As a divorcing parent in Minnesota, you are encouraged to create and follow a detailed parenting plan. A Minnesota parenting plan addresses important factors that impact your children, including visitation (parenting time) and holiday schedules, education, health care, religion and more. The more detailed the plan, the better equipped you and your parenting partner will be to successfully manage future parenting disagreements. Once created, your mutual commitment to follow the parenting plan is the single most significant factor in determining whether or not you and your parenting partner will be able to problem solve independently or whether you will need third-party and/or court involvement.
As you make decisions about parenting time, it is important to remain objective and realistic. For example, if you work every weekend, it does not make sense to seek significant weekend parenting time. Similarly, if you work until 6 p.m. each evening, it may not be realistic to have the children to come to your home after school.

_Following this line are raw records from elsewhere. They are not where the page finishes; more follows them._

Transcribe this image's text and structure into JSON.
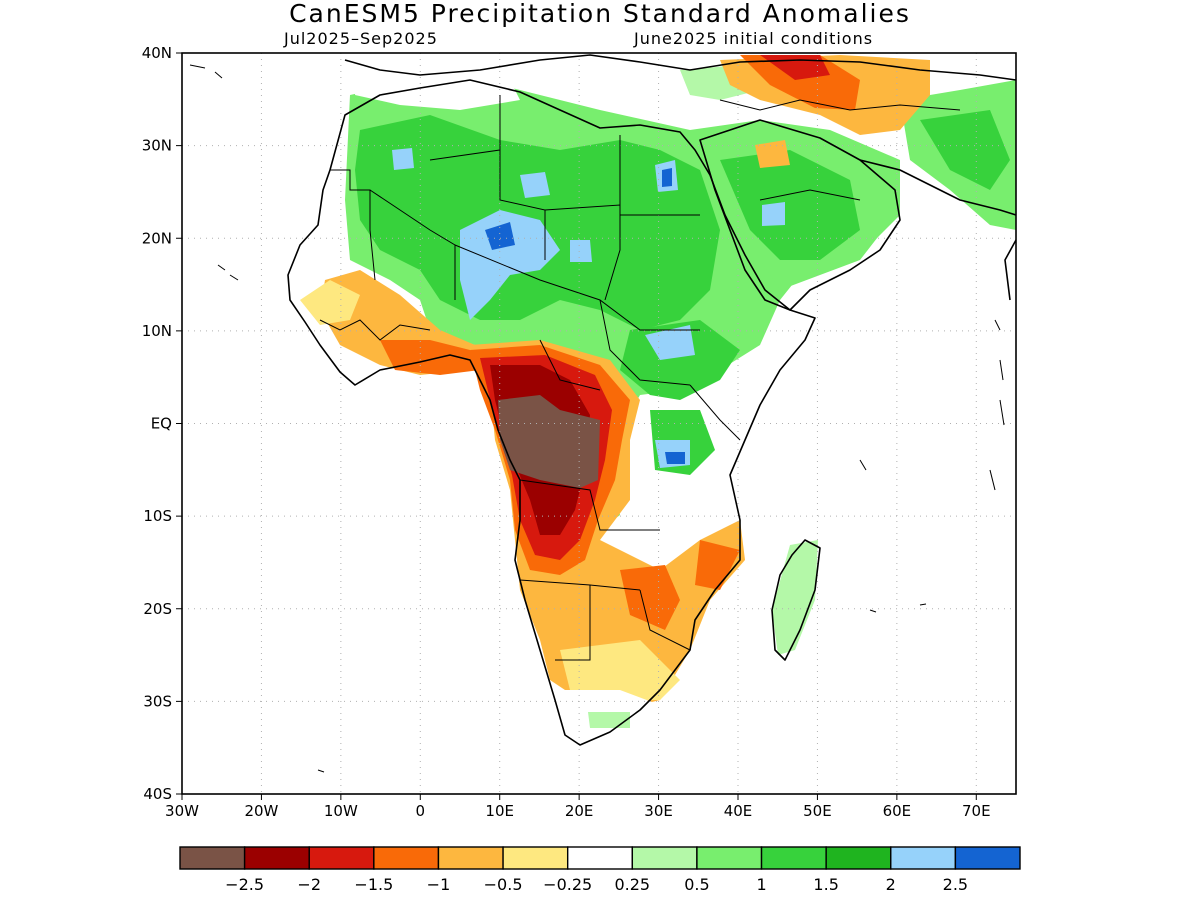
{
  "title": "CanESM5 Precipitation Standard Anomalies",
  "subtitle_left": "Jul2025–Sep2025",
  "subtitle_right": "June2025 initial conditions",
  "map": {
    "lon_range": [
      -30,
      75
    ],
    "lat_range": [
      -40,
      40
    ],
    "lat_ticks": [
      "40N",
      "30N",
      "20N",
      "10N",
      "EQ",
      "10S",
      "20S",
      "30S",
      "40S"
    ],
    "lon_ticks": [
      "30W",
      "20W",
      "10W",
      "0",
      "10E",
      "20E",
      "30E",
      "40E",
      "50E",
      "60E",
      "70E"
    ],
    "grid": "dotted"
  },
  "colorbar": {
    "colors": [
      "#7a5346",
      "#9b0000",
      "#d7190e",
      "#f96a08",
      "#fdb73f",
      "#fee880",
      "#ffffff",
      "#b4f8a8",
      "#78ee6e",
      "#37d23c",
      "#1fb41f",
      "#96d2fa",
      "#1464d2"
    ],
    "labels": [
      "−2.5",
      "−2",
      "−1.5",
      "−1",
      "−0.5",
      "−0.25",
      "0.25",
      "0.5",
      "1",
      "1.5",
      "2",
      "2.5"
    ]
  }
}
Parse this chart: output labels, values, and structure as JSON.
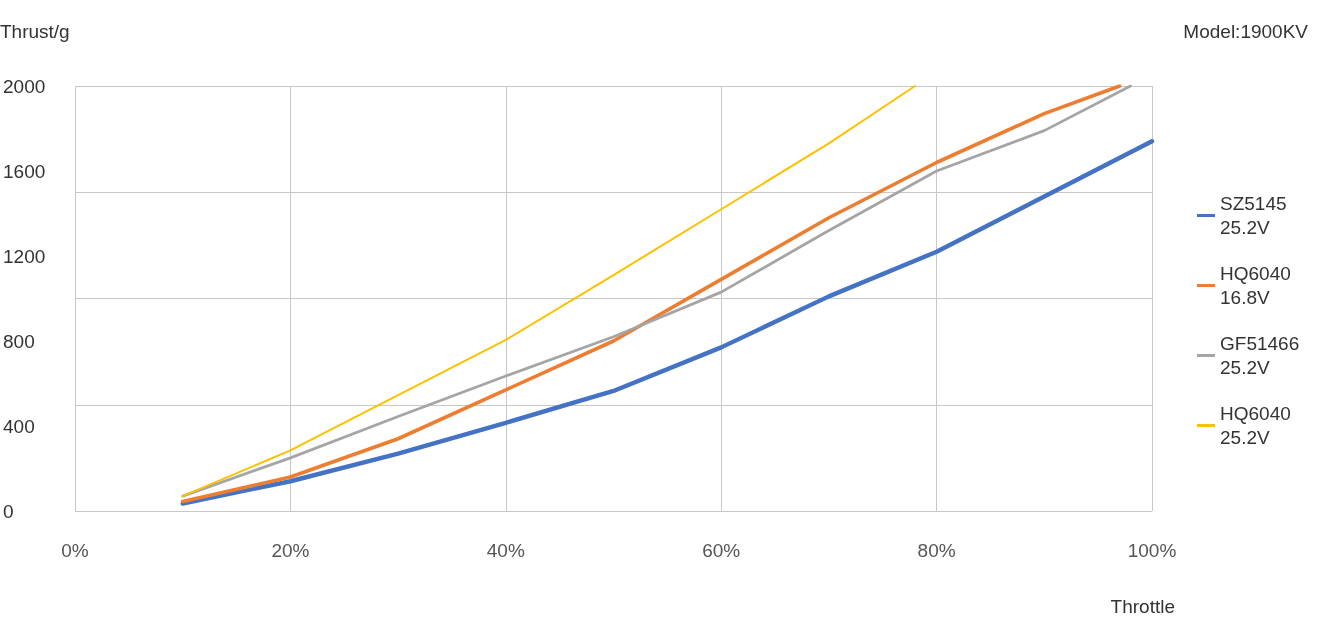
{
  "chart_data": {
    "type": "line",
    "xlabel": "Throttle",
    "ylabel": "Thrust/g",
    "annotations": [
      "Model:1900KV"
    ],
    "xlim": [
      0,
      100
    ],
    "xticks": [
      {
        "value": 0,
        "label": "0%"
      },
      {
        "value": 20,
        "label": "20%"
      },
      {
        "value": 40,
        "label": "40%"
      },
      {
        "value": 60,
        "label": "60%"
      },
      {
        "value": 80,
        "label": "80%"
      },
      {
        "value": 100,
        "label": "100%"
      }
    ],
    "ylim": [
      0,
      2000
    ],
    "yticks": [
      0,
      400,
      800,
      1200,
      1600,
      2000
    ],
    "grid": true,
    "legend": "right",
    "marker": "none",
    "line_style": "solid",
    "series": [
      {
        "name": "SZ5145 25.2V",
        "color": "#4472c4",
        "x": [
          10,
          20,
          30,
          40,
          50,
          60,
          70,
          80,
          90,
          100
        ],
        "values": [
          35,
          140,
          270,
          415,
          565,
          770,
          1010,
          1220,
          1480,
          1740
        ]
      },
      {
        "name": "HQ6040 16.8V",
        "color": "#ed7d31",
        "x": [
          10,
          20,
          30,
          40,
          50,
          60,
          70,
          80,
          90,
          97
        ],
        "values": [
          45,
          160,
          340,
          570,
          800,
          1090,
          1380,
          1640,
          1870,
          2000
        ]
      },
      {
        "name": "GF51466 25.2V",
        "color": "#a5a5a5",
        "x": [
          10,
          20,
          30,
          40,
          50,
          60,
          70,
          80,
          90,
          98
        ],
        "values": [
          70,
          250,
          445,
          635,
          820,
          1030,
          1320,
          1600,
          1790,
          2000
        ]
      },
      {
        "name": "HQ6040 25.2V",
        "color": "#ffc000",
        "x": [
          10,
          20,
          30,
          40,
          50,
          60,
          70,
          78
        ],
        "values": [
          70,
          285,
          545,
          805,
          1110,
          1420,
          1730,
          2000
        ]
      }
    ]
  }
}
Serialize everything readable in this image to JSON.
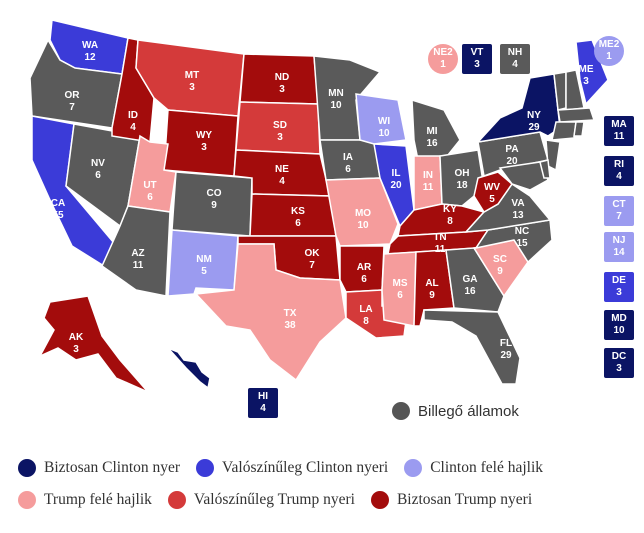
{
  "colors": {
    "safe_clinton": "#0b1464",
    "likely_clinton": "#3b3bd8",
    "lean_clinton": "#9b9bf0",
    "lean_trump": "#f59c9c",
    "likely_trump": "#d43a3a",
    "safe_trump": "#a30c0c",
    "tossup": "#5a5a5a"
  },
  "states": {
    "WA": {
      "abbr": "WA",
      "ev": "12",
      "rating": "likely_clinton"
    },
    "OR": {
      "abbr": "OR",
      "ev": "7",
      "rating": "tossup"
    },
    "CA": {
      "abbr": "CA",
      "ev": "55",
      "rating": "likely_clinton"
    },
    "NV": {
      "abbr": "NV",
      "ev": "6",
      "rating": "tossup"
    },
    "ID": {
      "abbr": "ID",
      "ev": "4",
      "rating": "safe_trump"
    },
    "MT": {
      "abbr": "MT",
      "ev": "3",
      "rating": "likely_trump"
    },
    "WY": {
      "abbr": "WY",
      "ev": "3",
      "rating": "safe_trump"
    },
    "UT": {
      "abbr": "UT",
      "ev": "6",
      "rating": "lean_trump"
    },
    "AZ": {
      "abbr": "AZ",
      "ev": "11",
      "rating": "tossup"
    },
    "CO": {
      "abbr": "CO",
      "ev": "9",
      "rating": "tossup"
    },
    "NM": {
      "abbr": "NM",
      "ev": "5",
      "rating": "lean_clinton"
    },
    "ND": {
      "abbr": "ND",
      "ev": "3",
      "rating": "safe_trump"
    },
    "SD": {
      "abbr": "SD",
      "ev": "3",
      "rating": "likely_trump"
    },
    "NE": {
      "abbr": "NE",
      "ev": "4",
      "rating": "safe_trump"
    },
    "KS": {
      "abbr": "KS",
      "ev": "6",
      "rating": "safe_trump"
    },
    "OK": {
      "abbr": "OK",
      "ev": "7",
      "rating": "safe_trump"
    },
    "TX": {
      "abbr": "TX",
      "ev": "38",
      "rating": "lean_trump"
    },
    "MN": {
      "abbr": "MN",
      "ev": "10",
      "rating": "tossup"
    },
    "IA": {
      "abbr": "IA",
      "ev": "6",
      "rating": "tossup"
    },
    "MO": {
      "abbr": "MO",
      "ev": "10",
      "rating": "lean_trump"
    },
    "AR": {
      "abbr": "AR",
      "ev": "6",
      "rating": "safe_trump"
    },
    "LA": {
      "abbr": "LA",
      "ev": "8",
      "rating": "likely_trump"
    },
    "WI": {
      "abbr": "WI",
      "ev": "10",
      "rating": "lean_clinton"
    },
    "IL": {
      "abbr": "IL",
      "ev": "20",
      "rating": "likely_clinton"
    },
    "MI": {
      "abbr": "MI",
      "ev": "16",
      "rating": "tossup"
    },
    "IN": {
      "abbr": "IN",
      "ev": "11",
      "rating": "lean_trump"
    },
    "OH": {
      "abbr": "OH",
      "ev": "18",
      "rating": "tossup"
    },
    "KY": {
      "abbr": "KY",
      "ev": "8",
      "rating": "safe_trump"
    },
    "TN": {
      "abbr": "TN",
      "ev": "11",
      "rating": "safe_trump"
    },
    "MS": {
      "abbr": "MS",
      "ev": "6",
      "rating": "lean_trump"
    },
    "AL": {
      "abbr": "AL",
      "ev": "9",
      "rating": "safe_trump"
    },
    "GA": {
      "abbr": "GA",
      "ev": "16",
      "rating": "tossup"
    },
    "FL": {
      "abbr": "FL",
      "ev": "29",
      "rating": "tossup"
    },
    "SC": {
      "abbr": "SC",
      "ev": "9",
      "rating": "lean_trump"
    },
    "NC": {
      "abbr": "NC",
      "ev": "15",
      "rating": "tossup"
    },
    "VA": {
      "abbr": "VA",
      "ev": "13",
      "rating": "tossup"
    },
    "WV": {
      "abbr": "WV",
      "ev": "5",
      "rating": "safe_trump"
    },
    "PA": {
      "abbr": "PA",
      "ev": "20",
      "rating": "tossup"
    },
    "NY": {
      "abbr": "NY",
      "ev": "29",
      "rating": "safe_clinton"
    },
    "ME": {
      "abbr": "ME",
      "ev": "3",
      "rating": "likely_clinton"
    },
    "AK": {
      "abbr": "AK",
      "ev": "3",
      "rating": "safe_trump"
    },
    "HI": {
      "abbr": "HI",
      "ev": "4",
      "rating": "safe_clinton"
    }
  },
  "small_states": [
    {
      "abbr": "NE2",
      "ev": "1",
      "rating": "lean_trump"
    },
    {
      "abbr": "VT",
      "ev": "3",
      "rating": "safe_clinton"
    },
    {
      "abbr": "NH",
      "ev": "4",
      "rating": "tossup"
    },
    {
      "abbr": "ME2",
      "ev": "1",
      "rating": "lean_clinton"
    },
    {
      "abbr": "MA",
      "ev": "11",
      "rating": "safe_clinton"
    },
    {
      "abbr": "RI",
      "ev": "4",
      "rating": "safe_clinton"
    },
    {
      "abbr": "CT",
      "ev": "7",
      "rating": "lean_clinton"
    },
    {
      "abbr": "NJ",
      "ev": "14",
      "rating": "lean_clinton"
    },
    {
      "abbr": "DE",
      "ev": "3",
      "rating": "likely_clinton"
    },
    {
      "abbr": "MD",
      "ev": "10",
      "rating": "safe_clinton"
    },
    {
      "abbr": "DC",
      "ev": "3",
      "rating": "safe_clinton"
    }
  ],
  "tossup_label": "Billegő államok",
  "legend": [
    {
      "label": "Biztosan Clinton nyer",
      "rating": "safe_clinton"
    },
    {
      "label": "Valószínűleg Clinton nyeri",
      "rating": "likely_clinton"
    },
    {
      "label": "Clinton felé hajlik",
      "rating": "lean_clinton"
    },
    {
      "label": "Trump felé hajlik",
      "rating": "lean_trump"
    },
    {
      "label": "Valószínűleg Trump nyeri",
      "rating": "likely_trump"
    },
    {
      "label": "Biztosan Trump nyeri",
      "rating": "safe_trump"
    }
  ]
}
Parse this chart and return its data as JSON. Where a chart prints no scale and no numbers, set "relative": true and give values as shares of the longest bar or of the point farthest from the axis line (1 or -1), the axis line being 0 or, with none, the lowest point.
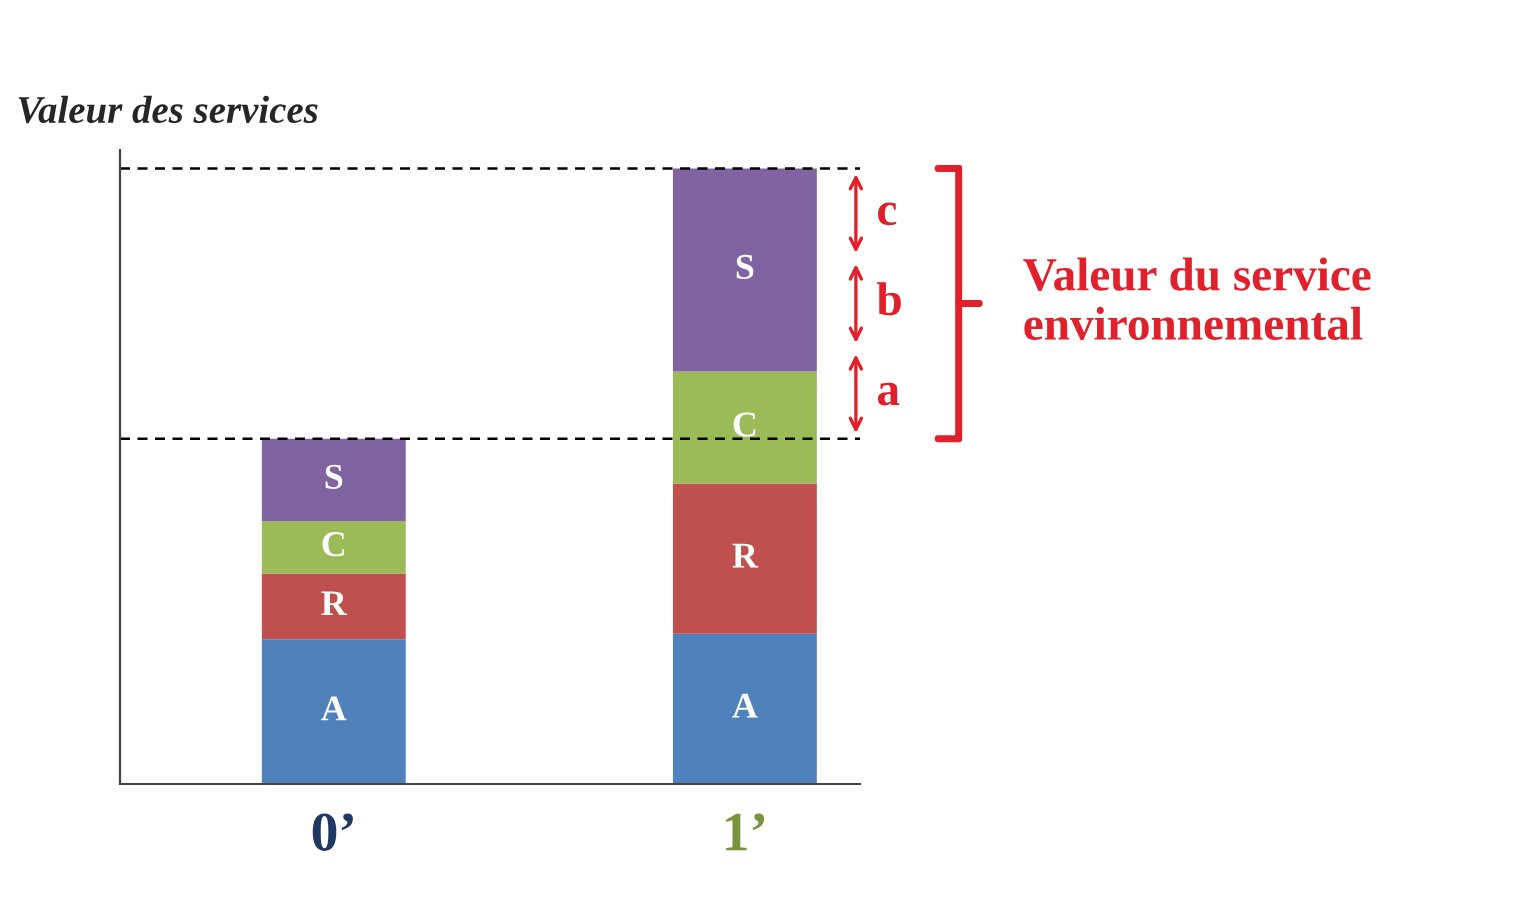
{
  "chart_data": {
    "type": "bar",
    "stacked": true,
    "relative": true,
    "ylabel": "Valeur des services",
    "categories": [
      "0’",
      "1’"
    ],
    "series": [
      {
        "name": "A",
        "color": "#4f81bd",
        "values": [
          0.235,
          0.244
        ]
      },
      {
        "name": "R",
        "color": "#c0504d",
        "values": [
          0.107,
          0.244
        ]
      },
      {
        "name": "C",
        "color": "#9bbb59",
        "values": [
          0.085,
          0.182
        ]
      },
      {
        "name": "S",
        "color": "#8064a2",
        "values": [
          0.134,
          0.33
        ]
      }
    ],
    "ref_lines": [
      {
        "axis": "y",
        "value": 0.561,
        "line_style": "dashed",
        "color": "#000000"
      },
      {
        "axis": "y",
        "value": 1.0,
        "line_style": "dashed",
        "color": "#000000"
      }
    ],
    "annotations": [
      "a",
      "b",
      "c",
      "Valeur du service\nenvironnemental"
    ],
    "grid": false,
    "legend": false
  }
}
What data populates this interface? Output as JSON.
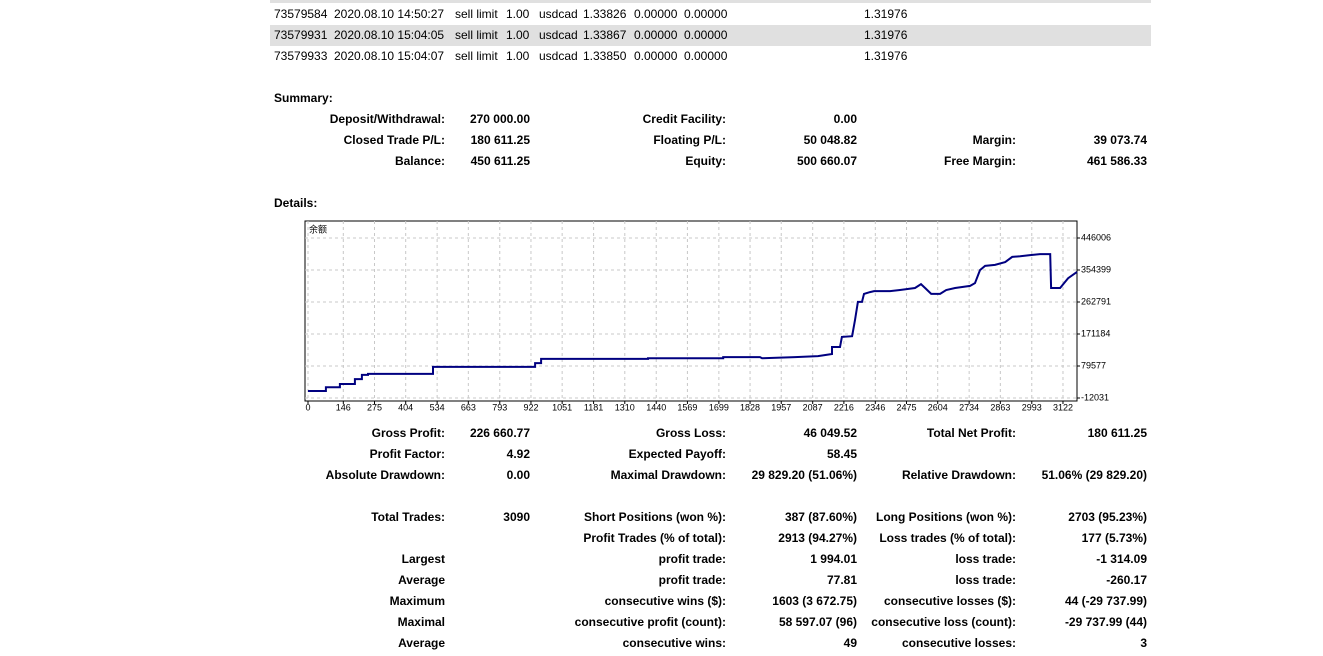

It is important to maintain consistency in your children’slives wherever possible, including for their extracurricular activity commitments. If your child has soccer practice every Tuesday, the parenting time schedule should accommodate that commitment. As parents you may disagree about the importance of extracurricular activities and moving forward you will need a way to manage those differences while protecting the children from conflict and allowing them a full and varies growing-up experience.
No detail is too small when planning school breaks and holidays; therefore a detailed parenting plan must specify how to share these important events. For example, you may adopt a different parenting time schedule over the summer. It is also necessary to identify start and stop times for each holiday in advance just in case you are unable to reach a mutual agreement on a particular holiday – do this greatly reduces the occurrence of future disputes about holidays and ensures your (or the children’s) holidays will not be ruined by a disagreement. Remember, everything about parenting is changing – you are working to create a “new normal” and that is a difficult task. Not every tradition can be maintained, new traditions will eventually take shape. The important thing is that your children have meaningful holiday time with each parent.
To avoid future litigation, you should also include a provision for relocation and school placement. How will you handle these issues if one parent moves away? What restrictions and/or approvals are needed? That provision may include a requirement to attend mediation to determine how a pending relocation will be handled.